Residual chlorine: Residual chlorine means that after chlorine is put into the water, in addition to the bacteria, microorganisms, organics, and inorganics in the water, it consumes a part of the chlorine, and there is a part of the remaining chlorine. This part of the chlorine is called residual chlorine. . In order to ensure that tap water meets safety and sanitation requirements and avoid the occurrence of water-borne infectious diseases, disinfectants should be added to tap water in the water purification process to eliminate pathogenic microorganisms in live water. Because of its high cost performance, it is widely used in the domestic water treatment industry. As an effective means of sterilization and disinfection, it is still used by more than 80% of water plants in the world. Therefore, a certain amount of residual chlorine must be maintained in municipal tap water to ensure the safety of drinking water microbiological indicators. National standard requirements: After 30 minutes of contact with water, the residual chlorine should not be less than 0.3mg/L. In addition to the factory water that should meet the above requirements for centralized water supply, the end water of the pipe network should not be less than 0.05mg/L.

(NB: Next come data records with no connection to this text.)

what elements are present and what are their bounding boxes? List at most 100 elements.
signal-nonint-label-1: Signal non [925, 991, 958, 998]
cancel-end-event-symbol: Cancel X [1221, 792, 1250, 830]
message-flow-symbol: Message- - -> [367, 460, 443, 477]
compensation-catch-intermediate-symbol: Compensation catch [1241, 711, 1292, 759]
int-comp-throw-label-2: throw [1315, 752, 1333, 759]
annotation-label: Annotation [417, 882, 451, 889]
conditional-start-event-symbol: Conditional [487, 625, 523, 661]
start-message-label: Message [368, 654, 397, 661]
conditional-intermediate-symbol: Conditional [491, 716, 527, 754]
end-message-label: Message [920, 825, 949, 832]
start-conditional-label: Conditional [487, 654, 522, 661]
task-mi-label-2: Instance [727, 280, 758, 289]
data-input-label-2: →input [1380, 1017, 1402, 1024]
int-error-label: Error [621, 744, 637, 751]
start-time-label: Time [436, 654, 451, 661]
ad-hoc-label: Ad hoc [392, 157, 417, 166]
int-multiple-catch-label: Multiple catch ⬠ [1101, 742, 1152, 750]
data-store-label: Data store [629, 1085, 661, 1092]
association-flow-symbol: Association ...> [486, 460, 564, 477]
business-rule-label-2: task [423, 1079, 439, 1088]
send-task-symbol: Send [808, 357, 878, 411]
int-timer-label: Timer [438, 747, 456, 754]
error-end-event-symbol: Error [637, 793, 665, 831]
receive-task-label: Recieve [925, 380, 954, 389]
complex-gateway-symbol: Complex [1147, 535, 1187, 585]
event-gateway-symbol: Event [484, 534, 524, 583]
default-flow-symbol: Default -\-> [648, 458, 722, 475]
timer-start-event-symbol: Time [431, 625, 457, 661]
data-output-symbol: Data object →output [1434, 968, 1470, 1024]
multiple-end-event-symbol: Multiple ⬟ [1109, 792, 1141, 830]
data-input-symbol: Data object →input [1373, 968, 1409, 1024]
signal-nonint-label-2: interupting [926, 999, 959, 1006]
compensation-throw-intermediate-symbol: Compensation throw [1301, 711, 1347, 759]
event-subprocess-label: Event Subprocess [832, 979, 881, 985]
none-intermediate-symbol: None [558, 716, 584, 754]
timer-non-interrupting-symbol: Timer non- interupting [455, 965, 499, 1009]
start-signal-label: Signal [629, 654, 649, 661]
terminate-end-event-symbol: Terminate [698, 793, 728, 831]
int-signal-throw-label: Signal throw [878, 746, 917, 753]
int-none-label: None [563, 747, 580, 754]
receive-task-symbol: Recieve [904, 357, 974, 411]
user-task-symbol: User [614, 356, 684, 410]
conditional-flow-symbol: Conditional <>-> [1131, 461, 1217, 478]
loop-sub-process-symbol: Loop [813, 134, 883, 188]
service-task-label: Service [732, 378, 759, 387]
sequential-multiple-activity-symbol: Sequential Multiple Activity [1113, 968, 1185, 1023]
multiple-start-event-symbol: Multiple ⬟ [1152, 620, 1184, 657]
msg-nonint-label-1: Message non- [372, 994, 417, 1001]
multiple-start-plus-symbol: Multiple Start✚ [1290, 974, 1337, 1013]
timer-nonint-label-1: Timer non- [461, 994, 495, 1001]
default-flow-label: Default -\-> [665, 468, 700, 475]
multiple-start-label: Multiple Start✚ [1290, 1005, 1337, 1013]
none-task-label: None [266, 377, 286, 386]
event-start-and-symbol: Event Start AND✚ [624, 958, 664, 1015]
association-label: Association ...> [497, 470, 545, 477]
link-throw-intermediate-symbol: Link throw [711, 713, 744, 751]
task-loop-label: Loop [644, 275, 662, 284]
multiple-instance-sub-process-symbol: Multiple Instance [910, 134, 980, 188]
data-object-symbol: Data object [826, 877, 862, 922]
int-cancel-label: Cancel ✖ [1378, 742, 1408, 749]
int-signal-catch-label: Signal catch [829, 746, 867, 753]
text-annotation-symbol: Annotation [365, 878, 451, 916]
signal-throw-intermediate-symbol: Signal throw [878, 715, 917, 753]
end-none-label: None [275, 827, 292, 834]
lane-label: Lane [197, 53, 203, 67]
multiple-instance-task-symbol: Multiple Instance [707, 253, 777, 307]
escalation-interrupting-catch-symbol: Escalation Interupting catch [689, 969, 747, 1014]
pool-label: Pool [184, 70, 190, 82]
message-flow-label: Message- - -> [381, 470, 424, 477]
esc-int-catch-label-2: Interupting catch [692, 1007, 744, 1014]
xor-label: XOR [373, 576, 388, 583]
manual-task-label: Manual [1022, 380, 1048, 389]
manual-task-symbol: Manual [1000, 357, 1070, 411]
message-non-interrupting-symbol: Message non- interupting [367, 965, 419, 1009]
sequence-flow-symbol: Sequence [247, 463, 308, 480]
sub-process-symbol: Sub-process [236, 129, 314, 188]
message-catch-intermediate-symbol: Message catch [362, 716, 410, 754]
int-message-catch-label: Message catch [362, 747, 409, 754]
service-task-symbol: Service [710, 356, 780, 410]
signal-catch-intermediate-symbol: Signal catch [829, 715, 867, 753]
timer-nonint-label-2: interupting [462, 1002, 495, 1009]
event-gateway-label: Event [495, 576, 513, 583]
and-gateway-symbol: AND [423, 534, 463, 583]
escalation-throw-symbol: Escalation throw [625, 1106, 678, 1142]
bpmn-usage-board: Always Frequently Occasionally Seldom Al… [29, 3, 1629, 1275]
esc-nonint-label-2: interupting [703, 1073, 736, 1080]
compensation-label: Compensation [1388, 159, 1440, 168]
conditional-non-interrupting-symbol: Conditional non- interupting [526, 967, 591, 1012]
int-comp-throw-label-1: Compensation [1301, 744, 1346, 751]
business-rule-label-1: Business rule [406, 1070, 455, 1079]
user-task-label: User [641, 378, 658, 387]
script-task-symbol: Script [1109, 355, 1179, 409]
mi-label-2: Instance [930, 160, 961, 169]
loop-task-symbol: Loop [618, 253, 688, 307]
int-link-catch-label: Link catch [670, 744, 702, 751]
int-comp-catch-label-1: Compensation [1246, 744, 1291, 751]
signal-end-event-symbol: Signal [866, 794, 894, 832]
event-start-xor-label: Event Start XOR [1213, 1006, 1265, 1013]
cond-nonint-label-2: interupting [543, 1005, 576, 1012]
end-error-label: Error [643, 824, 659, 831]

Total Phosphorus: Refers to the result of determination after the water sample has been digested to convert various forms of phosphorus into orthophosphate, measured in milligrams of phosphorus per liter of water sample. The total content of phosphorus in the water body is one of the indicators that the water body is rich in organic matter. Excessive phosphorus content can cause excessive growth of algae plants, eutrophication of water bodies, blooms or red tides, and disturb the balance of water bodies.